In [1]:
import os
import numpy as np
import pandas as pd
from tqdm import tqdm, trange
import torch

import matplotlib.pyplot as plt

from dGbyG.utils.custom_tools import rapid_process_result, rapid_linear_reg
from dGbyG.network.Dataset import Train_Dataset
from dGbyG.network.GNNetwork import MP_network
from dGbyG.train.trainer import Model
from dGbyG.config import train_data_path, inference_model_path

Preparing the train data and network

In [2]:
TrainingData_df = pd.read_csv(train_data_path)
mean_std = TrainingData_df.loc[:,'std'].mean()

Scale = []
for n, sem in zip(TrainingData_df.loc[:,'n'], TrainingData_df.loc[:,'SEM']):
    if np.isnan(sem):
        scale = mean_std
    else:
        scale = (sem**2 + mean_std**2/n)**0.5
    Scale.append(scale)
Scale = np.array(Scale)

equation = TrainingData_df.loc[:, 'reaction']
standard_dG_prime = TrainingData_df.loc[:, 'standard_dg_prime']
weight = 1/np.array(Scale)/np.median(Scale)

In [3]:
def classify_by_ec(ec_startswith):
    children, not_children = [], []
    all_class = set()
    for EC in TrainingData_df.loc[:, 'EC']:
        if pd.isna(EC):
            children.append(False), not_children.append(False)
            continue

        EC = eval(EC)
        remove_ec, add_ec = set(), set()
        for ec in EC:
            if '&' in ec:
                remove_ec.add(ec)
                add_ec |= set(ec.split('&'))
        EC = (set(EC) | add_ec) - set(remove_ec)

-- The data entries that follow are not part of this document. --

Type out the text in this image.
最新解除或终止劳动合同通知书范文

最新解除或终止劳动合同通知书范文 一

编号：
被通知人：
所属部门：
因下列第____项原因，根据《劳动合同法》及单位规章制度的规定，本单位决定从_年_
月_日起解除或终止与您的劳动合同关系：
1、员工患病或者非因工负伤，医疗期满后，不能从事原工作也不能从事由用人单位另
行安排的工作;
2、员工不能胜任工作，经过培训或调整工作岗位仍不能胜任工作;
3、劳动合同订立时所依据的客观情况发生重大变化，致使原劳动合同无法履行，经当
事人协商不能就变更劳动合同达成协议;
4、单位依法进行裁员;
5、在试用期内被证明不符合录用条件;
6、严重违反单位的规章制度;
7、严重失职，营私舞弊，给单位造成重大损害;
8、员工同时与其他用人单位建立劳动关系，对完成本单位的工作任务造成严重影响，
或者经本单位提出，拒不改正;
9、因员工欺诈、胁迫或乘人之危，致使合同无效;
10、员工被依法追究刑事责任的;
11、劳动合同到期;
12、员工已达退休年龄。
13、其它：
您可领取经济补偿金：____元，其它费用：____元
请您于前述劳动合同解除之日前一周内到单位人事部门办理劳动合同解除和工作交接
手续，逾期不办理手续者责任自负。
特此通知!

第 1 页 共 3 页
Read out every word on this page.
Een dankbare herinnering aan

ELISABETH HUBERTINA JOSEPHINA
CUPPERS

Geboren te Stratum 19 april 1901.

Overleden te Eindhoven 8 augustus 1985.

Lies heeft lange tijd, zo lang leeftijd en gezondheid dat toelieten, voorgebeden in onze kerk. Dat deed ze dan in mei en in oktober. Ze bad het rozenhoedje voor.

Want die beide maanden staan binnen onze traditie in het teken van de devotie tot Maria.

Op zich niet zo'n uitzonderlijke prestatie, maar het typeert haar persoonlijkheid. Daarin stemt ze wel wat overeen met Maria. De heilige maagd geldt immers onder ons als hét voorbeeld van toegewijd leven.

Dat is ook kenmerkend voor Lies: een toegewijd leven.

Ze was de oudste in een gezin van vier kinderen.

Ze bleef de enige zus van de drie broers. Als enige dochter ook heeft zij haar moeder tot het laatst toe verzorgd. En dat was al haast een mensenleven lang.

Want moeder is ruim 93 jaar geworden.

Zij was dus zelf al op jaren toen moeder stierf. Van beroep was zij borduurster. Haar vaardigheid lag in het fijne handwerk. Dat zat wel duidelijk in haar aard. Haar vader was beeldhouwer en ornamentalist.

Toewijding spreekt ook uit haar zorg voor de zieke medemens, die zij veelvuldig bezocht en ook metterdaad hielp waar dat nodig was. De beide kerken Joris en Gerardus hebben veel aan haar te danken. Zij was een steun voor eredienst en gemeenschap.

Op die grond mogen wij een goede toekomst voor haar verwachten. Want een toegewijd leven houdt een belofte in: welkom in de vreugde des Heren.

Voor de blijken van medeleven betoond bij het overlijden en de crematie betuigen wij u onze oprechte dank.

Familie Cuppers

        child, not_child = True, True
        for ec in EC:
            if not ec.startswith(ec_startswith):
                child = False
            else:
                not_child = False
        children.append(child), not_children.append(not_child)
        all_class |= EC
    return children, not_children, all_class

EC cross validation

In [4]:
ec_classify_num = []
for n in range(1,7):
    children, not_children, all_class = classify_by_ec(str(n))
    ec_classify_num.append([sum(children), sum(not_children), sum(children)+sum(not_children)])
ec_classify_num

[[116, 333, 449],
 [146, 302, 448],
 [49, 401, 450],
 [58, 392, 450],
 [65, 385, 450],
 [10, 443, 453]]

In [6]:
formation_idx = np.where(TrainingData_df.loc[:, 'type'] == 'formation dg')[0]
Mode = 'manual'
for ec in range(1,7):
    children, not_children, all_class = classify_by_ec(str(ec))
    train_idx = list(formation_idx) + list(np.where(not_children)[0])
    val_idx = np.where(children)[0]
    
    results_dir = '../data/results_data/cross_validation_results/EC{0}_cross_validation/'.format(ec)
    if not os.path.isdir(results_dir):
        os.mkdir(results_dir)
    for n in range(20):
        name = os.path.join(results_dir, str(n))
        if not os.path.exists(name+'.csv'):
            print(n)
            dG = standard_dG_prime + np.random.randn(standard_dG_prime.shape[0]) * Scale
            TrainSet = Train_Dataset(equations=equation, dGs=dG, weights=weight)

            model = Model()
            model.network = MP_network(atom_dim=TrainSet[0].x.size(1), bond_dim=TrainSet[0].edge_attr.size(1), emb_dim=300, num_layer=2)
            Loss, Result_df = model.cross_validation(TrainSet, mode=Mode, train_idx=train_idx, val_idx=val_idx, epochs=9000, lr=1e-4, weight_decay=1e-6)
            Result_df = pd.concat([pd.Series(standard_dG_prime), Result_df], axis=1)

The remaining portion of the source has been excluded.